From his home in Melbourne, Thomas began his artistic expedition in Alaska, sketching out a grizzly bear with a mouthful of salmon in coloured pencil. Three years later, Wild World was finished: 1,642 animal species depicted across land and seascapes in an intricate and expansive world map. Thomas had three criteria for choosing species to illustrate: they had to be wild (“No domesticated animals. No French bulldogs,” he says), as well as native and currently living.
“It’s a celebration of the nature that we still have,” says Thomas. “There is plenty of very bad news to look at about the ecology of this planet. But I want people – especially the next generation – to know that there’s still so much wilderness on this planet. There’s so much to protect.”

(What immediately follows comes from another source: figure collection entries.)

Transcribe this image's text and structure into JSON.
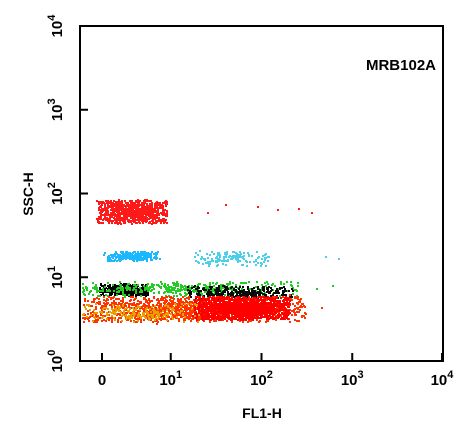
{
  "chart_data": {
    "type": "scatter",
    "title": "",
    "annotation": "MRB102A",
    "xlabel": "FL1-H",
    "ylabel": "SSC-H",
    "x_scale": "log",
    "y_scale": "log",
    "xlim": [
      0,
      10000
    ],
    "ylim": [
      1,
      10000
    ],
    "grid": false,
    "legend": "none",
    "x_ticks": [
      {
        "value": 0,
        "base": "0",
        "exp": ""
      },
      {
        "value": 10,
        "base": "10",
        "exp": "1"
      },
      {
        "value": 100,
        "base": "10",
        "exp": "2"
      },
      {
        "value": 1000,
        "base": "10",
        "exp": "3"
      },
      {
        "value": 10000,
        "base": "10",
        "exp": "4"
      }
    ],
    "y_ticks": [
      {
        "value": 1,
        "base": "10",
        "exp": "0"
      },
      {
        "value": 10,
        "base": "10",
        "exp": "1"
      },
      {
        "value": 100,
        "base": "10",
        "exp": "2"
      },
      {
        "value": 1000,
        "base": "10",
        "exp": "3"
      },
      {
        "value": 10000,
        "base": "10",
        "exp": "4"
      }
    ],
    "populations": [
      {
        "color": "#ff1a1a",
        "x_range": [
          1.5,
          9
        ],
        "y_range": [
          45,
          85
        ],
        "approx_count": 900
      },
      {
        "color": "#19b8ff",
        "x_range": [
          1.8,
          7
        ],
        "y_range": [
          16,
          21
        ],
        "approx_count": 260
      },
      {
        "color": "#4ccfe8",
        "x_range": [
          18,
          120
        ],
        "y_range": [
          14,
          21
        ],
        "approx_count": 140
      },
      {
        "color": "#000000",
        "x_range": [
          1.6,
          5.5
        ],
        "y_range": [
          6.2,
          8.5
        ],
        "approx_count": 380
      },
      {
        "color": "#22cc22",
        "x_range": [
          0.8,
          250
        ],
        "y_range": [
          6,
          9
        ],
        "approx_count": 420
      },
      {
        "color": "#0a0a0a",
        "x_range": [
          15,
          220
        ],
        "y_range": [
          5.5,
          8
        ],
        "approx_count": 300
      },
      {
        "color": "#ff3300",
        "x_range": [
          1,
          300
        ],
        "y_range": [
          3,
          6
        ],
        "approx_count": 1400
      },
      {
        "color": "#ff0000",
        "x_range": [
          18,
          200
        ],
        "y_range": [
          3.2,
          6
        ],
        "approx_count": 1500
      },
      {
        "color": "#e8a000",
        "x_range": [
          1,
          20
        ],
        "y_range": [
          3,
          5
        ],
        "approx_count": 220
      }
    ],
    "outliers": [
      {
        "color": "#ff1a1a",
        "x": 40,
        "y": 75
      },
      {
        "color": "#ff1a1a",
        "x": 90,
        "y": 70
      },
      {
        "color": "#ff1a1a",
        "x": 150,
        "y": 65
      },
      {
        "color": "#ff1a1a",
        "x": 250,
        "y": 68
      },
      {
        "color": "#ff1a1a",
        "x": 350,
        "y": 60
      },
      {
        "color": "#ff1a1a",
        "x": 25,
        "y": 60
      },
      {
        "color": "#4ccfe8",
        "x": 500,
        "y": 18
      },
      {
        "color": "#4ccfe8",
        "x": 700,
        "y": 17
      },
      {
        "color": "#22cc22",
        "x": 400,
        "y": 7.5
      },
      {
        "color": "#22cc22",
        "x": 600,
        "y": 8
      }
    ]
  }
}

In New Zealand, a tūī towers next to Mt Taranaki, a black robin perches on the Chatham Islands, and a longfin eel swims towards its breeding grounds near Tonga.
Thomas grew up in Nelson, where the nearby mountains and ocean sparked geographical curiosity. He has loved maps for as long as he can remember. “People often get excited at fantasy world maps, but maps of the real world gave me the context that I needed to understand that I was already in a fantasy world of epic proportions,” he says.
Going on the Wild World expedition allowed Thomas to discover nature in far-flung places: “surreal looking” monkeys in the Amazon, and “spooky” deep-sea fishes. “There’s one called the giant oarfish and it literally looks like a giant sea serpent,” he says. All the weird and wonderful species inhabiting the map are listed in an accompanying booklet.
The map itself foregoes political borders, roads and cities to focus on what Thomas calls the “foundational layer” of nature. “Mountains, deserts, forests, ice, ocean and millions of species – of which we are but one. It’s a map of nature, rather than nations.” Labelled geographical features make the map not just an artwork, but a resource. This is part of Thomas’ philosophy: using art to draw people in, “but it’s like a Trojan horse: nested inside is the geography lesson.”
In the age of smartphones, where an app does the work of navigating maps for us, Thomas wonders if we’re “losing our geographic foundations, our sense of place.”
“I think there’s a massive opportunity for cartographers to provide beautiful, informative, creative maps. So people can keep figuring out where they are.”